The policy is made up of four main proposals: (i) more compulsory or Crown use licences of pharmaceutical patents; (ii) requiring that drugs based on publicly funded R&D are accessible; (iii) incentivising research by means other than patents; and (iv) establishing a publicly owned generics manufacturer.
- Compulsory or Crown use licences to allow the government to issue a licence to another manufacturer to produce a generic version of a patented drug. The desired result is the NHS, or other purchasers, are able to access the drug at a lower price than the patent owner is charging. This mechanism already exists within the UK’s existing legal framework and therefore could be used immediately upon a Labour government becoming elected. The Labour policy document notes that there is currently ambiguity around whether compensation should be offered to the patent holder for lost profits arising from the compulsory or Crown use licence and states that the party’s intention is to revise the law to make it clear that there is no responsibility to pay such compensation. Under Labour’s proposals payment would be limited to a royalty set by the government. Such moves are likely to be challenged vigorously, including under the UK’s international treaty obligations.
- Imposing accessibility conditions on public research funding could also be implemented immediately, although there is likely to be a delay before the outcomes of this policy are felt. Conditions on public research investment cannot be imposed retrospectively and so any funding that has already been awarded would be unaffected. However, any future funding grants may be subject to any or all of a wide range of conditions suggested by Labour. Public research funding may be made subject to a requirement to reinvest a share of profits into productive economic activities or a public innovation fund, mandatory transparency rules requiring disclosure of R&D and marketing spend, profits and prices in other countries, or a requirement to make any resulting products available on ‘reasonable grounds’. The precise conditions would be decided after a period of consultation. The key risk here is that it will make UK institutions less attractive source of basic science for pharmaceuticals.
- The support of innovation through grants, subsidies or prizes, designed to incentivise work done in relation to ‘agreed health priorities’, which have been informed by stakeholders throughout the healthcare sector. The aim is to stimulate research in areas which, although potentially less profitable for pharmaceutical manufacturers under the current system, are seen as addressing urgent public health needs identified by all stakeholders in the healthcare sector. Discoveries made under this model would then be openly licensed, allowing for price competition among generic manufacturers. This is a fundamental change from the way in which the patent and regulatory system currently operates, Labour are proposing a gradual transition over many years, progressively introducing different aspects of the policy over time. The likely first steps would be to pilot such models for certain missions, for example antibiotic resistance, leading to the creation of a roadmap for how to introduce the model for the rest of the sector. The economic arguments over such a system have been debated for years, particularly whether it has an effective role outside those areas where the patent incentive does not function well.
- Greater public control of the pharmaceutical innovation and supply chain. Labour proposes establishing a publicly owned, democratically controlled generics manufacturer. The goal is to ensure a constant, affordable supply of off-patent drugs, as well as facilitating straightforward enactment of the compulsory or Crown use licences proposed above. A further, related action suggested is the funding of later stage clinical trials.

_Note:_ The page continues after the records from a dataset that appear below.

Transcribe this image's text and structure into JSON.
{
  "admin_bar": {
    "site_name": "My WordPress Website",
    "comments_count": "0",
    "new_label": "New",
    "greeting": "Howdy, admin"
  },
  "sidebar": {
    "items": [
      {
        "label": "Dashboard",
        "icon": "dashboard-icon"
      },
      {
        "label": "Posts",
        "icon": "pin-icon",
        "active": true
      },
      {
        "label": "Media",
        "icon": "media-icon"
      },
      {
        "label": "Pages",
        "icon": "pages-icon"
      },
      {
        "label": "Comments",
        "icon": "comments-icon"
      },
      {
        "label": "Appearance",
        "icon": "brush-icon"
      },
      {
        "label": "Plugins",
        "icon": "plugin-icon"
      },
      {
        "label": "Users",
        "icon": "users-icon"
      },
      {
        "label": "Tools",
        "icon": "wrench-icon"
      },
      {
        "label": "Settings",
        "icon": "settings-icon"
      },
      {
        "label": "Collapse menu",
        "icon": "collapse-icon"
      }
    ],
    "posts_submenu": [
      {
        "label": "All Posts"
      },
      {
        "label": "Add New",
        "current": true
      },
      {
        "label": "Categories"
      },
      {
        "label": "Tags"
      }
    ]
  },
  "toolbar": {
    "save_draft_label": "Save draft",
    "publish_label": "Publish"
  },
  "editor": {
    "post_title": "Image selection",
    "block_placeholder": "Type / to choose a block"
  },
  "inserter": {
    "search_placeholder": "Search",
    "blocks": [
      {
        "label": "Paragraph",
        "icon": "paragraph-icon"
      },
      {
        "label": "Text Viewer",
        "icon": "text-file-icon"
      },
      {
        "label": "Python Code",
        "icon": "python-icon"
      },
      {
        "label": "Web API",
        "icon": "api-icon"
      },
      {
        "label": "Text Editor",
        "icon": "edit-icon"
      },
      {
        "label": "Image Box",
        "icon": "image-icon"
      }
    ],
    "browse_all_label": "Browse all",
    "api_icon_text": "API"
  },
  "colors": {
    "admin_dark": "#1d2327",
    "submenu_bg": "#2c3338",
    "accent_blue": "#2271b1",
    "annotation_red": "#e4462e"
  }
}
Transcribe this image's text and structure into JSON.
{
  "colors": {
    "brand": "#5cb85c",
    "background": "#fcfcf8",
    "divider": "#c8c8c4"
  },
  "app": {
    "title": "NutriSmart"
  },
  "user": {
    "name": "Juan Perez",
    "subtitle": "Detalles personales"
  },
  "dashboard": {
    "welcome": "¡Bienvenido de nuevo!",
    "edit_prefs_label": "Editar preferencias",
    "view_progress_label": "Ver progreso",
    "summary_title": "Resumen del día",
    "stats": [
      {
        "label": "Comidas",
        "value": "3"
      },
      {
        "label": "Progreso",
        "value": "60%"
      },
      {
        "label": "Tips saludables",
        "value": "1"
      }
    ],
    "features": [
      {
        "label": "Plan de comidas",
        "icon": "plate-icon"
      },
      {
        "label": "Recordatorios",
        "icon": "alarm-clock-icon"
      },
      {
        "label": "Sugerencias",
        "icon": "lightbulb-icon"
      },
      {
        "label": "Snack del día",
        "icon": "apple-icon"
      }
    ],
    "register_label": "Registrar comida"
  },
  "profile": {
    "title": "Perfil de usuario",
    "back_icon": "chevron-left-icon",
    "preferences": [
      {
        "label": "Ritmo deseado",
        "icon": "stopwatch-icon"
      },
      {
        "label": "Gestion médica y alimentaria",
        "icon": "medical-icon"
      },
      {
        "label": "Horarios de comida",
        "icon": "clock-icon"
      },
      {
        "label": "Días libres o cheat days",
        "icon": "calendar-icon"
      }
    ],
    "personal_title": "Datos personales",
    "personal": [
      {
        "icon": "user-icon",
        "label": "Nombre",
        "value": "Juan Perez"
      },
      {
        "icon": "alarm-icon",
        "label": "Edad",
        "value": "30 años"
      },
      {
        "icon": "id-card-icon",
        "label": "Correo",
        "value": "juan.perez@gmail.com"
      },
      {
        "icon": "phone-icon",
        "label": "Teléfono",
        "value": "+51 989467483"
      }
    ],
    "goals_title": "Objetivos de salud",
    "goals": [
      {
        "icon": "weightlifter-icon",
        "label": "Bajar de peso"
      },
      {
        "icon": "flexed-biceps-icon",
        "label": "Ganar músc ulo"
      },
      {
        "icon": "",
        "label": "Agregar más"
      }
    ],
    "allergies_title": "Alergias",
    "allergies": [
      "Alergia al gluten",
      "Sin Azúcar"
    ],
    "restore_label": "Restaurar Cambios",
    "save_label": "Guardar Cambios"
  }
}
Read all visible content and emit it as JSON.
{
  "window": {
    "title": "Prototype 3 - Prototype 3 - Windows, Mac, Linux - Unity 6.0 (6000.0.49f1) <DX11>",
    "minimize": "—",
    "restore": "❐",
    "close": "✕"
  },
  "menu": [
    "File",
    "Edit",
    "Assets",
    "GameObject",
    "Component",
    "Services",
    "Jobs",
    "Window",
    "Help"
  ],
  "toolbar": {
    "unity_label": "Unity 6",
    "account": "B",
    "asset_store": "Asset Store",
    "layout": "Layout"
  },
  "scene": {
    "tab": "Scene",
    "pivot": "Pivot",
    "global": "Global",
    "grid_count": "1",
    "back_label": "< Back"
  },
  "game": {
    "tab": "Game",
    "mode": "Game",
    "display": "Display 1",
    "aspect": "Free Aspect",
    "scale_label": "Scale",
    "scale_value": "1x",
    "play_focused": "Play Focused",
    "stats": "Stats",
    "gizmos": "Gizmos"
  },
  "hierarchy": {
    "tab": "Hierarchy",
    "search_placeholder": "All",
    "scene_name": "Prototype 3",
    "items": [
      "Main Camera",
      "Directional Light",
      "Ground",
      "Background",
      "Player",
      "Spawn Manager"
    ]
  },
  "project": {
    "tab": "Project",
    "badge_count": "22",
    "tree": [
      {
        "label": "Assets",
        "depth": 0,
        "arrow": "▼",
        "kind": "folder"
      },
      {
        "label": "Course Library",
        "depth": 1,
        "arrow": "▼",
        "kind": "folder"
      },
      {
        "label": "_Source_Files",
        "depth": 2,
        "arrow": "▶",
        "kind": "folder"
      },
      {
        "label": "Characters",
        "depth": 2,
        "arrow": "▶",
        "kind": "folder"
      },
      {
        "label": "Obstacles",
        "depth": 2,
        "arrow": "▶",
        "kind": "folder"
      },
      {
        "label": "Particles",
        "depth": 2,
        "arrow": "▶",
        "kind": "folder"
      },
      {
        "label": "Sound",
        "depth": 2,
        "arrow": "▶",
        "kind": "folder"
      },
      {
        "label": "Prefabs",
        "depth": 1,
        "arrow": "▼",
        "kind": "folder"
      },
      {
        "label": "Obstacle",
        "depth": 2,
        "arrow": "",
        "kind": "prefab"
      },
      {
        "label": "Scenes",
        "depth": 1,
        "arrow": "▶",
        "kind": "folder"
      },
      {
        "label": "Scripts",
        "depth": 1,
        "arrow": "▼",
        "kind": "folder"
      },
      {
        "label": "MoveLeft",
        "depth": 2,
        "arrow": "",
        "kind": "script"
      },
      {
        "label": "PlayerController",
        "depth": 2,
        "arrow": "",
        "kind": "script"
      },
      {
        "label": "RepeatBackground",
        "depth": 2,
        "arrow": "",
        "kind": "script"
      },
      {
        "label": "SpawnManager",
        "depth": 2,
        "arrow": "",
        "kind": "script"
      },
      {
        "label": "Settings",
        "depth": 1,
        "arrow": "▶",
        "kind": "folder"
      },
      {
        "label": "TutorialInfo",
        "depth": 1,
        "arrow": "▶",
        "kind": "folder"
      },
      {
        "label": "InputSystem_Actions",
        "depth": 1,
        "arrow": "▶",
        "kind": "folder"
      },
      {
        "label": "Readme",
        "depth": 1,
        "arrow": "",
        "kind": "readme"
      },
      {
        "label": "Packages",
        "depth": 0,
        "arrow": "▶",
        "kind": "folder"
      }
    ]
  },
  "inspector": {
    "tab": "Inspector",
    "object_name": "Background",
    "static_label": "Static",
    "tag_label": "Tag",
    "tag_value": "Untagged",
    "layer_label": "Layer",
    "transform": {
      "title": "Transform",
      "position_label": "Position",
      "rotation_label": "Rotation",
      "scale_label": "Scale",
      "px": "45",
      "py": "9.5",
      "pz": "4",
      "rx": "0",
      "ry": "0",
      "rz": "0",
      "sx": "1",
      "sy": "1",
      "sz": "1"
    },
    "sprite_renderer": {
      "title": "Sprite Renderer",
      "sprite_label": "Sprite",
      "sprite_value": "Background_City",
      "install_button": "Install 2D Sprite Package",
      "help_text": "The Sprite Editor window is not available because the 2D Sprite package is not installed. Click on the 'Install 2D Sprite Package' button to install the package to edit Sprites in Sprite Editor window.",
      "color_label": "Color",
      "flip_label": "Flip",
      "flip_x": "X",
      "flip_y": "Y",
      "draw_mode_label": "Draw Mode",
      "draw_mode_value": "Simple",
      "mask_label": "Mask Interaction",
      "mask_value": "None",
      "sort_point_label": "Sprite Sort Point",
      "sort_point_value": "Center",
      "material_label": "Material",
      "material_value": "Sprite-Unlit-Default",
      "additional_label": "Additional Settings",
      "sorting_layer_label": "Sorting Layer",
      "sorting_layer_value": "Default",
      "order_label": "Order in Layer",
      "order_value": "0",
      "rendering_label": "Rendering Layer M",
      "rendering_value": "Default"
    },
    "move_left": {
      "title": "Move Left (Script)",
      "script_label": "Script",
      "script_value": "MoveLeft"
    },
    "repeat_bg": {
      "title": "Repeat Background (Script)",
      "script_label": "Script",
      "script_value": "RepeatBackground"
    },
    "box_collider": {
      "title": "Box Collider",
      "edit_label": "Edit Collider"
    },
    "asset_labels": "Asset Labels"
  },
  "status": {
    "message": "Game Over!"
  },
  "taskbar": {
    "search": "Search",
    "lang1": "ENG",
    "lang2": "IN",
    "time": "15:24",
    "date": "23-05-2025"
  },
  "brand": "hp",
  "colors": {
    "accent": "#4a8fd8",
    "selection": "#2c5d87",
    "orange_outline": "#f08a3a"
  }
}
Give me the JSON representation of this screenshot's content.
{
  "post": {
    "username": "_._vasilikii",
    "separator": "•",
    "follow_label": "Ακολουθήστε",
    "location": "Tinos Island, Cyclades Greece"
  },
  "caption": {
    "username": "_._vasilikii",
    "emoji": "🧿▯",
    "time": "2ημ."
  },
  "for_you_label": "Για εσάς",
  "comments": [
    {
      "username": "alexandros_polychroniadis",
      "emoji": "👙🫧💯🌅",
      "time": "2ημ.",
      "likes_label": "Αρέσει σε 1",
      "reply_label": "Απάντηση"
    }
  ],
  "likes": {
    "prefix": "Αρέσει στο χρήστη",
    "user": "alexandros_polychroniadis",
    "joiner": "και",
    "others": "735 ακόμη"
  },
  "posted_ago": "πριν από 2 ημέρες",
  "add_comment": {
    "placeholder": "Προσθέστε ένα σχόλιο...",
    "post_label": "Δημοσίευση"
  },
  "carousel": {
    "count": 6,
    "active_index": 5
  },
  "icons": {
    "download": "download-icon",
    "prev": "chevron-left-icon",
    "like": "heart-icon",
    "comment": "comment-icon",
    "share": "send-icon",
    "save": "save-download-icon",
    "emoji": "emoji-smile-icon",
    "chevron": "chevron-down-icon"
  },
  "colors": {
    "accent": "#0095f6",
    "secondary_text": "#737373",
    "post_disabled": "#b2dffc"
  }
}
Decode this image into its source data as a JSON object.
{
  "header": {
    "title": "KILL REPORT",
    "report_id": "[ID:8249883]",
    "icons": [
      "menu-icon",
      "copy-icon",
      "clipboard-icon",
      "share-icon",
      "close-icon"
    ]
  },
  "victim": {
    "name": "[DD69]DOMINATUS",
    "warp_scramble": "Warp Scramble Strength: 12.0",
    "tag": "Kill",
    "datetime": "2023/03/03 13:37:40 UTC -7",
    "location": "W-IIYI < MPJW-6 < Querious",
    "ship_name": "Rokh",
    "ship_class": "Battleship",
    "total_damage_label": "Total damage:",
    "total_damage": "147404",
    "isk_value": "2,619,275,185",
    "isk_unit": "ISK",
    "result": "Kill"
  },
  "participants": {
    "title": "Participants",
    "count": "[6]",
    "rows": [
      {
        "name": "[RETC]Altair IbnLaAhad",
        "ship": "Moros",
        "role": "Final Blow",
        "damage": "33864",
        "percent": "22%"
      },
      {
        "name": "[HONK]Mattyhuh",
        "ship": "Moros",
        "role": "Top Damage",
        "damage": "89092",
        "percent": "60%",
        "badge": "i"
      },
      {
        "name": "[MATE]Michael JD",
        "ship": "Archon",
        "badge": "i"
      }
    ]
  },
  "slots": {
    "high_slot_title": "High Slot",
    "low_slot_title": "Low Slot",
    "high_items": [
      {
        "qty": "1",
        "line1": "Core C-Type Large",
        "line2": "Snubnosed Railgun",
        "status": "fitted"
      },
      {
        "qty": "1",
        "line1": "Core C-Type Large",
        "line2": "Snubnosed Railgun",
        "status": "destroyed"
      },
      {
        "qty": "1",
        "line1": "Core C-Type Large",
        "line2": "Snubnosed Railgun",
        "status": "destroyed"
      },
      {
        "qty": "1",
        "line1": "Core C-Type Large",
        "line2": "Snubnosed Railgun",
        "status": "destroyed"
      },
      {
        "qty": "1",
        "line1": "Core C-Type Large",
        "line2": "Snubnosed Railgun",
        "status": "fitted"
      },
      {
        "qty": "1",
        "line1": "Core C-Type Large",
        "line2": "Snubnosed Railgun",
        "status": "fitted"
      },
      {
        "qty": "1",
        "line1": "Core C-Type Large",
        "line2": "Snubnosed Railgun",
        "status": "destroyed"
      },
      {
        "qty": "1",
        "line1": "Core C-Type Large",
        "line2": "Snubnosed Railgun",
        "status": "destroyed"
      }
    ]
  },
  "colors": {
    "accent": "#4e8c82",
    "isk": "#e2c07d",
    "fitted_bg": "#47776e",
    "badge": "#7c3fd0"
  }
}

Having these trials conducted by publicly owned manufacturers is said to introduce more competition, drive up standards and make it easier to impose conditions on the private sector when licensing publicly funded technology. This is more of a standard nationalisation proposal and brings the risks associated with this model as well as impacting innovative and generic pharmaceutical manufacturers.
Of the four major policies proposed by Labour in ‘Medicines for the Many’, the increased use of compulsory or Crown use licences would have the most immediate impact and it is likely to lead rapidly to litigation. Conversely, transitioning to an alternative model for pharmaceutical innovation is a long term, multi-year project which would need to span multiple governments and be supported by long term investment to be implemented effectively.